A derrota diante do Estoril abala, sobretudo, um período de consolidação tática que a equipa estava a atravessar. Com a repetição de um onze a dar conta dessa mesma linha de pensamento. No meio-campo, a dupla Varela – Eustáquio, bem como a potenciação das faixas através da inclusão de Francisco Conceição (maior propensão ao desequilíbrio com Pepê a tender mais para dentro), dava espaço ao maior rendimento da dupla mais habituada a estas andanças – Taremi e Evanilson. Na primeira parte, uma mão de boas oportunidades podia ter tornado o jogo quer menos complicado quer menos ansioso. Porque, no caso, o tempo é sempre mais favorável a quem quer cometer uma surpresa e menos favorável a quem pretende chegar rapidamente à posição de vantagem.
Quando Sérgio Conceição menciona os detalhes, refere isso mesmo. Também o fator tempo. Sem pressa, sem sofreguidão, mas quanto mais depressa tornarmos o jogo fácil, também mais depressa damos espaço ao imponderável para se agigantar. Naquela lógica de que os maus momentos são, ou podem ser, uma dádiva: foram três pontos perdidos mas os adversários vão perder muitos mais. Aproveito este deslize para chamar a atenção ao grupo e colocar toda a caravela unida a navegar rumo ao destino pretendido. Se tal não acontecer, também nada feito.

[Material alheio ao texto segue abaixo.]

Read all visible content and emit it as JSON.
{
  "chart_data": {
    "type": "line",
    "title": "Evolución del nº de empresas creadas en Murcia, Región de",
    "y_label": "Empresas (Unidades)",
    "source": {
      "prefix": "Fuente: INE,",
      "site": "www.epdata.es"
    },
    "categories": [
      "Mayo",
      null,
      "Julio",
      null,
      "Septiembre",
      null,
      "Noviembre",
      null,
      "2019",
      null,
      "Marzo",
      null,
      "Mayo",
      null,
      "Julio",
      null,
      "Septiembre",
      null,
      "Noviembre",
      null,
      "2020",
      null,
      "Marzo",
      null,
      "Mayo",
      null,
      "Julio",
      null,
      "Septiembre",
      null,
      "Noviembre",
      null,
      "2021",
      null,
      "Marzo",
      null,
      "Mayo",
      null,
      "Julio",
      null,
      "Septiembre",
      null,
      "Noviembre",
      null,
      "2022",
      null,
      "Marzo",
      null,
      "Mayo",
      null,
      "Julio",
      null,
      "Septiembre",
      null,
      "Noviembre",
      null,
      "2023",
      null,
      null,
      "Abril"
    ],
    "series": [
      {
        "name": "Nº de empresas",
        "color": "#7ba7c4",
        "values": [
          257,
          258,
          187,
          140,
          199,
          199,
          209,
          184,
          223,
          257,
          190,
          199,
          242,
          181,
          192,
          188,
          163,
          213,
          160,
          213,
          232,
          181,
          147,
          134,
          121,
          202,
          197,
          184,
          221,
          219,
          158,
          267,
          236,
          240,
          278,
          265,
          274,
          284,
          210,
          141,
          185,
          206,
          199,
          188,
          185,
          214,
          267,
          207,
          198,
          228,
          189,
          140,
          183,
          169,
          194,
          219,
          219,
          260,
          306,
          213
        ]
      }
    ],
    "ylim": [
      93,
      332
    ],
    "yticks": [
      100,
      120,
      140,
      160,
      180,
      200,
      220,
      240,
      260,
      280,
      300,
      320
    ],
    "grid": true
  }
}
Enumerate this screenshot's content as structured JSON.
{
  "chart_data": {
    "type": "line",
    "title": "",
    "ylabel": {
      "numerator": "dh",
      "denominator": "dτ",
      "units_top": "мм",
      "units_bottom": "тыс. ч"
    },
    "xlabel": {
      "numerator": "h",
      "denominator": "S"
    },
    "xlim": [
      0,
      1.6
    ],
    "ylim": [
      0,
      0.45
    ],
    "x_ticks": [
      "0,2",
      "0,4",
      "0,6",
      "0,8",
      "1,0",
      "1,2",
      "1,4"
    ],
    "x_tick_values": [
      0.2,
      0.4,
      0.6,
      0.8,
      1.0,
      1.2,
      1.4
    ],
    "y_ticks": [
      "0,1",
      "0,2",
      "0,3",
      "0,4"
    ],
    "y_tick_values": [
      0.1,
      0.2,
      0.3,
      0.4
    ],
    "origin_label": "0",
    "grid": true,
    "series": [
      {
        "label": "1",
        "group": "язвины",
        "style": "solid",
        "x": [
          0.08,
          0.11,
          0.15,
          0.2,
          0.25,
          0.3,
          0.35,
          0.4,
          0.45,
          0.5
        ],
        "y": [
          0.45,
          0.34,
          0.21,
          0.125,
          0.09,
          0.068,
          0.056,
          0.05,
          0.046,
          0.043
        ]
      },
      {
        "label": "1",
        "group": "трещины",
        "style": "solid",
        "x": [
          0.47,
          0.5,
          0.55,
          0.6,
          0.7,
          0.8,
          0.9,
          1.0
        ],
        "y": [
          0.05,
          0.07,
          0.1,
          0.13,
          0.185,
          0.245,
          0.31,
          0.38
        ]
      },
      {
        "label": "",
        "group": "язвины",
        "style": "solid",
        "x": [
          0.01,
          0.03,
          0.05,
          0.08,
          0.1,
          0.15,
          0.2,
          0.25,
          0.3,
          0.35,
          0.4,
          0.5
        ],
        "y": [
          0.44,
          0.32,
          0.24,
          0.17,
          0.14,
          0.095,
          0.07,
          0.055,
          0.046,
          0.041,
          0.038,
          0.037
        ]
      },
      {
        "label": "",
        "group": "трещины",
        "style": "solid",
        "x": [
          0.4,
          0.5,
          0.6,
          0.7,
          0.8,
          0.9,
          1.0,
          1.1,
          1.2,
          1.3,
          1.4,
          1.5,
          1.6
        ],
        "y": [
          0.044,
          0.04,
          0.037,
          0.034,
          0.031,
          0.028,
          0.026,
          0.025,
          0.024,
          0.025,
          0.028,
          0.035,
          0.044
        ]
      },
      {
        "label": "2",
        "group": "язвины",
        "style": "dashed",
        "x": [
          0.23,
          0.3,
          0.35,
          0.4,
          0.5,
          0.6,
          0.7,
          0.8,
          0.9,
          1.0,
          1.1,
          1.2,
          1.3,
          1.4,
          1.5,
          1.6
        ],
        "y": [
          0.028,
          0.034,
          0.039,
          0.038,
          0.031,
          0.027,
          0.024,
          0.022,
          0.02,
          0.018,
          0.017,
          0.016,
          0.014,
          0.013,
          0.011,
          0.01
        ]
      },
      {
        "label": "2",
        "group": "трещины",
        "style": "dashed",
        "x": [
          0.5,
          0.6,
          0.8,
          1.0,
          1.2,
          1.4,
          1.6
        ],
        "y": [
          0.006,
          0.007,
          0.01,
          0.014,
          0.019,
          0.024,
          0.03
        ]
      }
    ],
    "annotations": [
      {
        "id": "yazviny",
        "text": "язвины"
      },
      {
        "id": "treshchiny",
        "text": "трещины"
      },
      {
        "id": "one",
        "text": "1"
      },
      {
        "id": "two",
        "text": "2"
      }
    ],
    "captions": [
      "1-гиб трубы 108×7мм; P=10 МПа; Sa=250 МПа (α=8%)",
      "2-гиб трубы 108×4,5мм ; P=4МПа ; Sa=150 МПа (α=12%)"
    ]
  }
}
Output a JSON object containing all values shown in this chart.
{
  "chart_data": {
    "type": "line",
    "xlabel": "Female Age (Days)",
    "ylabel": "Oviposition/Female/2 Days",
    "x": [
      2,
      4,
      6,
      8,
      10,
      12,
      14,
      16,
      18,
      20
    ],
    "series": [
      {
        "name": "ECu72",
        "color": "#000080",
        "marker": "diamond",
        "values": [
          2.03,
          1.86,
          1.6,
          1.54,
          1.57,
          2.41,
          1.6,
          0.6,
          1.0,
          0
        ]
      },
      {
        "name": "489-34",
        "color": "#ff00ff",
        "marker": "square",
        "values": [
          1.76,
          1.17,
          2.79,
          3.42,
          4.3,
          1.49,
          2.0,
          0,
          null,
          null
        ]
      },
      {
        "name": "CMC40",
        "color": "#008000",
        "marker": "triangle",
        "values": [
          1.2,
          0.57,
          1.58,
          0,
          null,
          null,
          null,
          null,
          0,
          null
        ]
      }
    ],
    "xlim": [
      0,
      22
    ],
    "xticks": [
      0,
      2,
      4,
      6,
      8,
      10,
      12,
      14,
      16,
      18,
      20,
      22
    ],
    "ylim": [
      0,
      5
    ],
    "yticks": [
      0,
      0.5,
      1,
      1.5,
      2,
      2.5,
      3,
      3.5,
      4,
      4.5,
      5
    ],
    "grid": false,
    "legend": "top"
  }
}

É preciso também verificar que o Estoril tem uma equipa de muita qualidade individual, e que teve muito mérito na vitória que obteve. Quer na forma como defendeu (muitas vezes com cinco defesas e médios próximos a fechar o espaço entrelinhas), quer nos desdobramentos ofensivos em que não teve qualquer receio em atacar com três homens em transição, a equipa mostrou uma face sólida e uma preparação natural para uma trajetória de subida na tabela classificativa.
Para o FC Porto, a derrota diante do Estoril até doeu mais que a derrota diante do Benfica. Porque frente aos encarnados tudo se desenrolou de forma harmoniosa até aos dezanove minutos, e o resultado não representou uma tónica moral para o Benfica. O desafio, agora, passa por percorrer a mesma estrada. E Sérgio Conceição aproveita: puxar para o positivo. Capitalizar a importância do detalhe como principal cimento do edifício. É por aí. E não olhar para trás.